Il existe cinq lacs, dont deux au Québec – le lac Témiscouata et le lac de l’Est – , où on retrouve simultanément ces deux corégones, rappelle le professeur Bernatchez. «Même s'ils vivent en cohabitation, ils n'ont pas le même taux de croissance, ils n’atteignent pas la même taille adulte et leur maturité sexuelle ne survient pas au même moment de leur vie. De plus, leur régime alimentaire est différent. Le grand corégone se nourrit près du fond alors que le corégone nain trouve sa nourriture en nageant entre deux eaux.»
Malgré ces différences, les deux corégones peuvent encore se croiser et produire des rejetons hybrides. Leurs descendants sont parfois bien portants, mais le plus souvent, ils sont mal en point. «Entre 30% et 50% des hybrides meurent en raison de malformations, souligne le chercheur. Lorsqu’on compare l’expression des gènes des corégones nains et des grands corégones, on observe des différences pour environ 1000 gènes. Lorsqu’on fait les mêmes analyses avec les hybrides mal en point, les différences d’expression avec leurs parents touchent près de 16 000 gènes.»
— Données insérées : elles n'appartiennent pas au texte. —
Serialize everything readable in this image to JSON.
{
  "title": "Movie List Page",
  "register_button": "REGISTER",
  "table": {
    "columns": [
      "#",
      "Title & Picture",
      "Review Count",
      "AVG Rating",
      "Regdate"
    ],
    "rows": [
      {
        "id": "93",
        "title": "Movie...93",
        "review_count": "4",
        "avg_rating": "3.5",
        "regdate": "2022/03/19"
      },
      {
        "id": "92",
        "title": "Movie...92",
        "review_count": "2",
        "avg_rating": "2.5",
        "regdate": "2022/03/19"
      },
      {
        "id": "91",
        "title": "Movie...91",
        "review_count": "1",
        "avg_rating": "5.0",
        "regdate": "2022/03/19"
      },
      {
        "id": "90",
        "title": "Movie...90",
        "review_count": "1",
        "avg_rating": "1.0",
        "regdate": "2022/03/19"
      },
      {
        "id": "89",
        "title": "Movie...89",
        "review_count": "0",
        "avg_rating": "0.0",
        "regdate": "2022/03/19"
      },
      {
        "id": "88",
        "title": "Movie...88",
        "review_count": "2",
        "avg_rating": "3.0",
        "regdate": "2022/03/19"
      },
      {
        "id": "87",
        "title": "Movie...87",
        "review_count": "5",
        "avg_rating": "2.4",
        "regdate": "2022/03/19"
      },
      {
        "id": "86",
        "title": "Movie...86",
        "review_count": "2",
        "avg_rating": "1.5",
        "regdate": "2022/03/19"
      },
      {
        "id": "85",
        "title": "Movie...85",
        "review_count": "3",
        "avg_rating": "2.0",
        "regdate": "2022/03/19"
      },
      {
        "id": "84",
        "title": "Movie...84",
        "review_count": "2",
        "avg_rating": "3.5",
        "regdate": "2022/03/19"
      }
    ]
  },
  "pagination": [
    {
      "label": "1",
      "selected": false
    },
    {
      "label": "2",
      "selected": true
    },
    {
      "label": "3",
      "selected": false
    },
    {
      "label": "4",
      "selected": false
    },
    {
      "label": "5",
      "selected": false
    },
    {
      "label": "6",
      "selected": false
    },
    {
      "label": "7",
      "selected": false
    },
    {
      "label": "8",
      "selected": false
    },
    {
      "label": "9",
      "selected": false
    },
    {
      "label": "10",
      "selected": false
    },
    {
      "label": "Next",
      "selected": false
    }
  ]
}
Ces informations portent à penser qu'un isolement reproducteur encore imparfait s'est installé entre ces deux espèces et qu'il agit par l'intermédiaire des mécanismes de régulation des gènes. Pour tester cette idée, les chercheurs ont utilisé des corégones nains du lac Témiscouata et des grands corégones du lac Aylmer qu'ils ont croisés en laboratoire. Les petits issus de tous les croisements possibles (nains avec nains, normaux avec normaux, hybrides) ont été élevés en captivité pendant cinq ans dans le même environnement.
Les analyses génomiques des chercheurs ont confirmé leur hypothèse. En effet, ils ont découvert des différences épigénétiques dans les éléments transposables des deux espèces de corégones et de leurs hybrides. Les éléments transposables sont des gènes qui peuvent changer de position dans le génome, provoquant souvent des effets délétères. En général, ils sont bâillonnés chimiquement par des mécanismes épigénétiques, dont la méthylation, ce qui prévient leur expression. Or, les chercheurs ont constaté que ce ne sont pas les mêmes éléments transposables qui sont bâillonnés par ce mécanisme de méthylation chez les corégones nains et chez les grands corégones. De plus, chez les hybrides, les éléments transposables sont surreprésentés parmi les gènes débâillonnés. «Ceci pourrait déstabiliser leur génome et expliquer pourquoi il y a tant de malformations chez les hybrides», précise Louis Bernatchez.
La barrière reproductrice en voie de s'ériger entre les deux espèces n'est pas parfaitement étanche, mais elle explique comment ces poissons peuvent vivre dans le même lac et former des espèces distinctes. La prochaine étape? «Je dois maintenant déposer un dossier auprès des instances officielles pour faire reconnaître cette nouvelle espèce de corégone», répond le professeur Bernatchez. Et quel nom portera-t-elle? «Comme nom commun, le corégone nain lui convient bien. Comme nom latin, j'aimerais honorer la mémoire du biologiste américain Owen Fenderson qui, en 1964, a été le premier à signaler l'existence d'une forme naine du grand corégone. Ainsi, Coregonus fendersoni lui irait très bien.»
L'étude parue dans Science Advances est signée par Martin Laporte, Jérémy Le Luyer, Clément Rougeux, Anne-Marie Dion-Côté, Madoka Krick et Louis Bernatchez.